At 35 minutes into the lesson, Gayle announced that we had achieved dressage-worthy trot. :) So we played with it! We moved him down by the bunny tree, and focused on keeping him in that wonderful carousel sameness. With his back up, he would have to work pretty hard to suck back and invert (to spook), so if he started to think about looking, I just bumped him forward and gave the inside rein. I made it his safe place to be. And (finally, showing that he's FINALLY starting to trust me), he would retreat to his chasing-the-bit safe place. He felt so bold, so confident! It was like he was saying "HA! I'm a BRAVE pony!" to the bunny tree area. And we just trotted like that - forward and beautiful and balanced - for a good 15 min while it downpoured. He was so focused and so much fun. Gayle couldn't stop saying how damn CUTE he was. :) And he was!

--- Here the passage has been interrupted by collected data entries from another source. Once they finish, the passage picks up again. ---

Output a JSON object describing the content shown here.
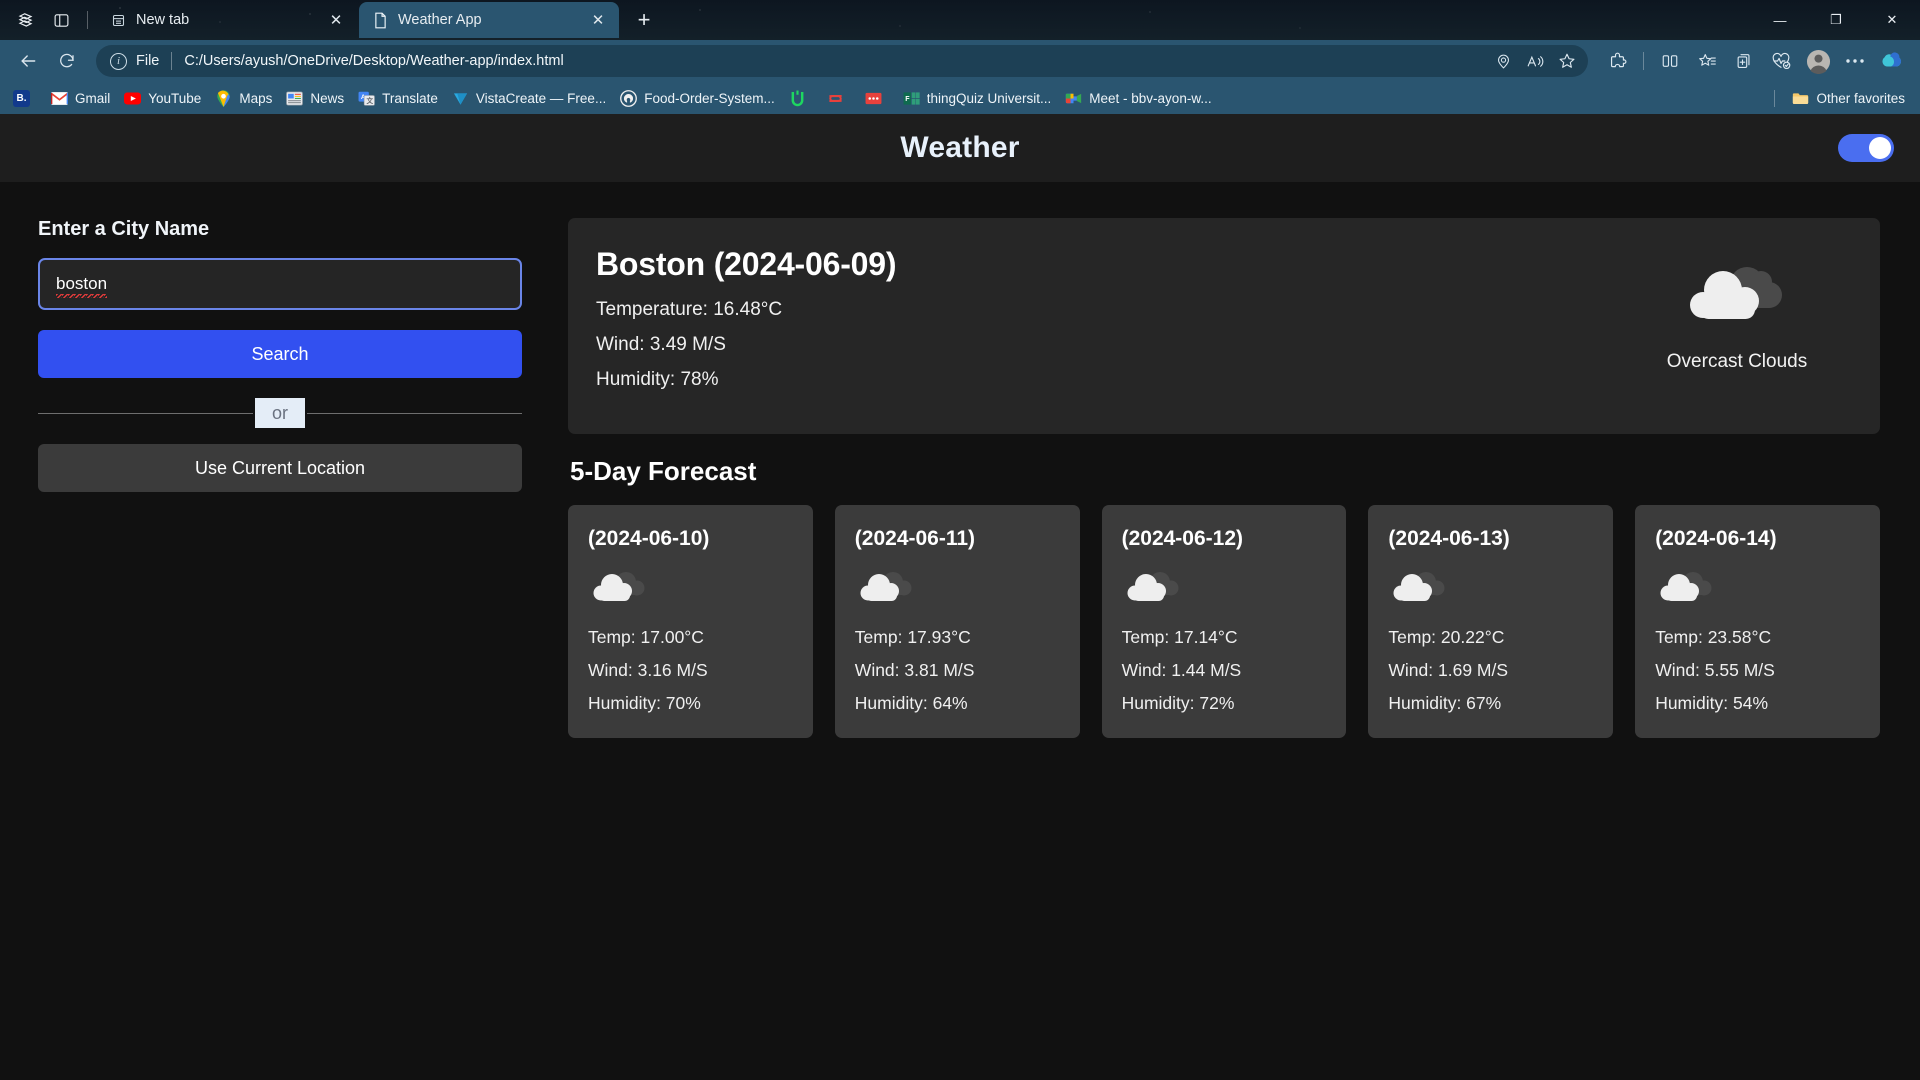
{
  "browser": {
    "tabs": [
      {
        "title": "New tab",
        "favicon": "window-icon",
        "active": false
      },
      {
        "title": "Weather App",
        "favicon": "document-icon",
        "active": true
      }
    ],
    "new_tab_label": "+",
    "window_controls": {
      "minimize": "—",
      "maximize": "❐",
      "close": "✕"
    },
    "toolbar": {
      "back": "back-arrow-icon",
      "refresh": "refresh-icon",
      "file_label": "File",
      "url": "C:/Users/ayush/OneDrive/Desktop/Weather-app/index.html",
      "omni_icons": [
        "location-pin-icon",
        "read-aloud-icon",
        "favorite-star-icon"
      ],
      "right_icons": [
        "extensions-icon",
        "split-screen-icon",
        "collections-star-icon",
        "add-favorites-icon",
        "browser-essentials-icon",
        "profile-avatar-icon",
        "settings-more-icon",
        "copilot-icon"
      ]
    },
    "bookmarks": [
      {
        "label": "",
        "icon": "booking-icon",
        "color": "#1a3a8f",
        "glyph": "B."
      },
      {
        "label": "Gmail",
        "icon": "gmail-icon",
        "color": "#ffffff",
        "glyph": "M"
      },
      {
        "label": "YouTube",
        "icon": "youtube-icon",
        "color": "#ff0000",
        "glyph": "▶"
      },
      {
        "label": "Maps",
        "icon": "google-maps-icon",
        "color": "#34a853",
        "glyph": "▼"
      },
      {
        "label": "News",
        "icon": "google-news-icon",
        "color": "#e8eaed",
        "glyph": "☷"
      },
      {
        "label": "Translate",
        "icon": "google-translate-icon",
        "color": "#4285f4",
        "glyph": "文"
      },
      {
        "label": "VistaCreate — Free...",
        "icon": "vistacreate-icon",
        "color": "#29a9e0",
        "glyph": "▼"
      },
      {
        "label": "Food-Order-System...",
        "icon": "github-icon",
        "color": "#f0f0f0",
        "glyph": "●"
      },
      {
        "label": "",
        "icon": "green-u-icon",
        "color": "#1ed760",
        "glyph": "U"
      },
      {
        "label": "",
        "icon": "red-link-icon",
        "color": "#e8413c",
        "glyph": "⇌"
      },
      {
        "label": "",
        "icon": "red-dots-icon",
        "color": "#e8413c",
        "glyph": "⋯"
      },
      {
        "label": "thingQuiz Universit...",
        "icon": "microsoft-forms-icon",
        "color": "#217346",
        "glyph": "F"
      },
      {
        "label": "Meet - bbv-ayon-w...",
        "icon": "google-meet-icon",
        "color": "#00832d",
        "glyph": "▶"
      }
    ],
    "other_favorites": {
      "label": "Other favorites",
      "icon": "folder-icon"
    }
  },
  "app": {
    "title": "Weather",
    "theme_toggle": {
      "name": "theme-toggle",
      "state": "on"
    },
    "sidebar": {
      "label": "Enter a City Name",
      "input_value": "boston",
      "input_placeholder": "Enter a City Name",
      "search_button": "Search",
      "or_text": "or",
      "location_button": "Use Current Location"
    },
    "current": {
      "city": "Boston",
      "date": "(2024-06-09)",
      "heading": "Boston (2024-06-09)",
      "temperature": "Temperature: 16.48°C",
      "wind": "Wind: 3.49 M/S",
      "humidity": "Humidity: 78%",
      "description": "Overcast Clouds",
      "icon": "overcast-clouds-icon"
    },
    "forecast": {
      "title": "5-Day Forecast",
      "days": [
        {
          "date": "(2024-06-10)",
          "icon": "clouds-icon",
          "temp": "Temp: 17.00°C",
          "wind": "Wind: 3.16 M/S",
          "humidity": "Humidity: 70%"
        },
        {
          "date": "(2024-06-11)",
          "icon": "clouds-icon",
          "temp": "Temp: 17.93°C",
          "wind": "Wind: 3.81 M/S",
          "humidity": "Humidity: 64%"
        },
        {
          "date": "(2024-06-12)",
          "icon": "clouds-icon",
          "temp": "Temp: 17.14°C",
          "wind": "Wind: 1.44 M/S",
          "humidity": "Humidity: 72%"
        },
        {
          "date": "(2024-06-13)",
          "icon": "clouds-icon",
          "temp": "Temp: 20.22°C",
          "wind": "Wind: 1.69 M/S",
          "humidity": "Humidity: 67%"
        },
        {
          "date": "(2024-06-14)",
          "icon": "clouds-icon",
          "temp": "Temp: 23.58°C",
          "wind": "Wind: 5.55 M/S",
          "humidity": "Humidity: 54%"
        }
      ]
    }
  },
  "colors": {
    "browser_chrome": "#2a5570",
    "tab_active": "#2a5570",
    "page_bg": "#111111",
    "header_bg": "#1e1e1e",
    "card_bg": "#262626",
    "forecast_card_bg": "#3b3b3b",
    "accent_blue": "#3250f0",
    "toggle_on": "#4a6ef0",
    "input_border": "#6a85e8"
  }
}
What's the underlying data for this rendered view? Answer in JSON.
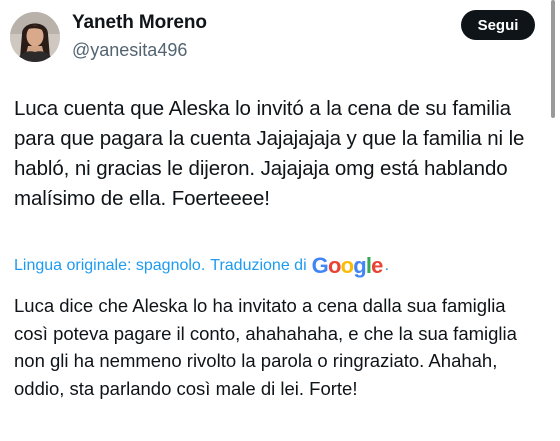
{
  "author": {
    "display_name": "Yaneth Moreno",
    "handle": "@yanesita496"
  },
  "follow_button": {
    "label": "Segui"
  },
  "tweet": {
    "original_text": "Luca cuenta que Aleska lo invitó a la cena de su familia para que pagara la cuenta Jajajajaja y que la familia ni le habló, ni gracias le dijeron. Jajajaja omg está hablando malísimo de ella. Foerteeee!",
    "translation": {
      "original_language_label": "Lingua originale: spagnolo.",
      "translated_by_label": "Traduzione di",
      "provider_logo": "Google",
      "trailing_dot": ".",
      "translated_text": "Luca dice che Aleska lo ha invitato a cena dalla sua famiglia così poteva pagare il conto, ahahahaha, e che la sua famiglia non gli ha nemmeno rivolto la parola o ringraziato. Ahahah, oddio, sta parlando così male di lei. Forte!"
    }
  },
  "colors": {
    "text_primary": "#0f1419",
    "text_secondary": "#536471",
    "link_blue": "#1d9bf0",
    "button_bg": "#0f1419",
    "button_text": "#ffffff"
  },
  "icons": {
    "avatar": "profile-photo"
  }
}
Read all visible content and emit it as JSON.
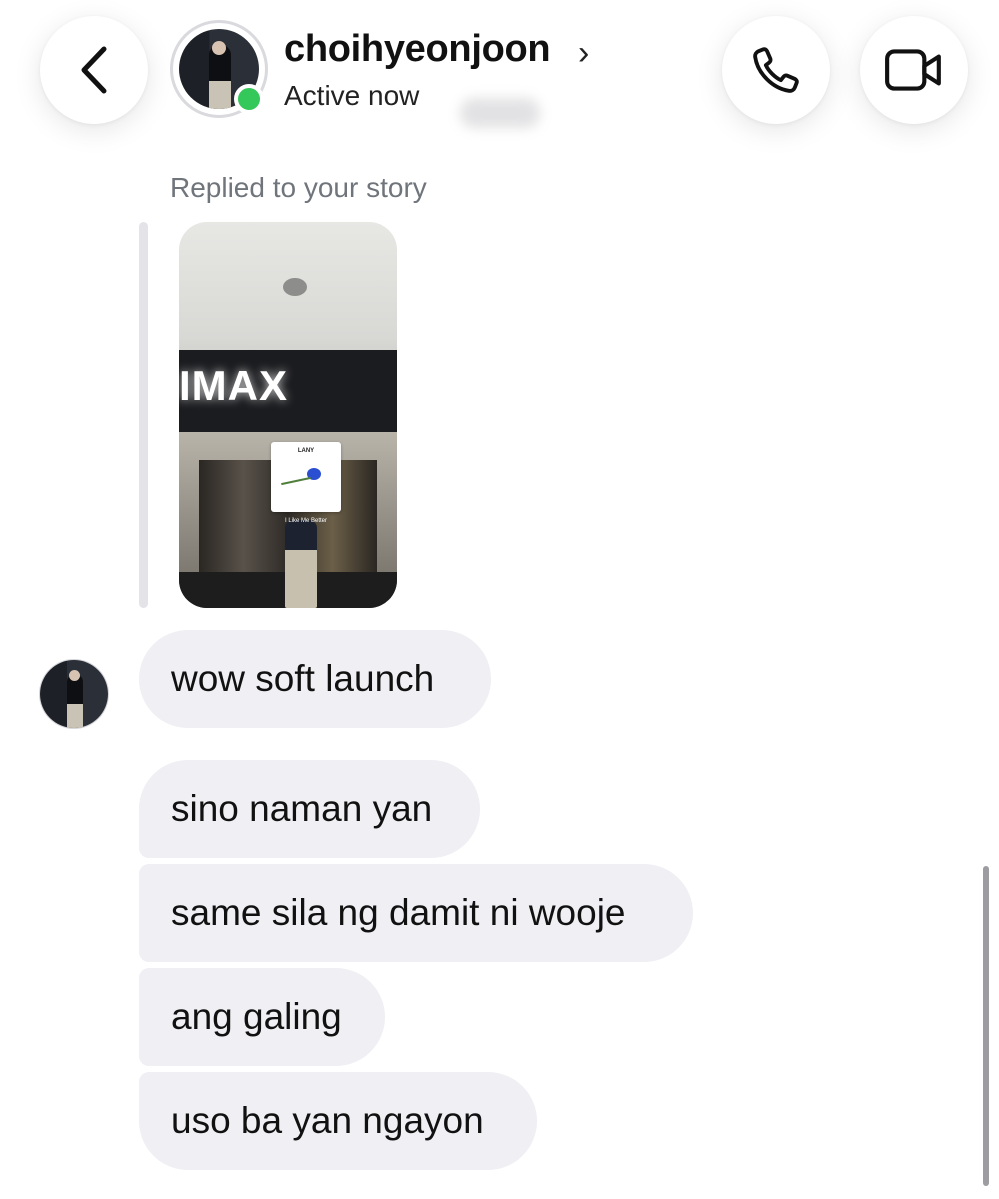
{
  "header": {
    "username": "choihyeonjoon",
    "status": "Active now",
    "chevron": "›",
    "icons": {
      "back": "chevron-left-icon",
      "call": "phone-icon",
      "video": "video-camera-icon"
    }
  },
  "story_reply": {
    "label": "Replied to your story",
    "sign_text": "IMAX",
    "sticker_title": "LANY",
    "sticker_song": "I Like Me Better"
  },
  "messages": [
    {
      "text": "wow soft launch"
    },
    {
      "text": "sino naman yan"
    },
    {
      "text": "same sila ng damit ni wooje"
    },
    {
      "text": "ang galing"
    },
    {
      "text": "uso ba yan ngayon"
    }
  ],
  "colors": {
    "online": "#34c759",
    "bubble": "#efeff4",
    "secondary_text": "#70757c"
  }
}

Here's a video from last week's lesson...it was a lot rainier today, but it gives you an idea of how steady and rhythmic he's become. And this video has cantering!

5 comments:

Andrea said...

Haha, I like the image of Pro telling the bunny tree "I am BRAVE. You are not scaring me because I am a BIG, BRAVE pony." I'm glad you got to ride, I watched the disgustingness from work and figured you'd had to cancel.

That said, I may not forgive you for me having to do chores in this ;).

DinkDunk said...

Yeah! I love a good lesson! Now - to keep up that feeling until the next week...

I've been using Gayle's idea of outside rein OUT and am really liking how Skate is responding. He seems to stay much more balanced in the turns.

I love the video!! What a good Pro!

Kate said...

Yay! I'm glad the outside-rein-out thing is working for Skate, as well. :) It really made sense to me when Gayle explained it.

Double A Training said...

WOW he really looks GREAT!

ChristieNCritters said...

You guys really look awesome! I hope to be able to try the outside rein out thing soon. I have noticed in my videos that my hands are not anywhere near as quiet as they used to be, either. Lots to work on, hopefully one day soon!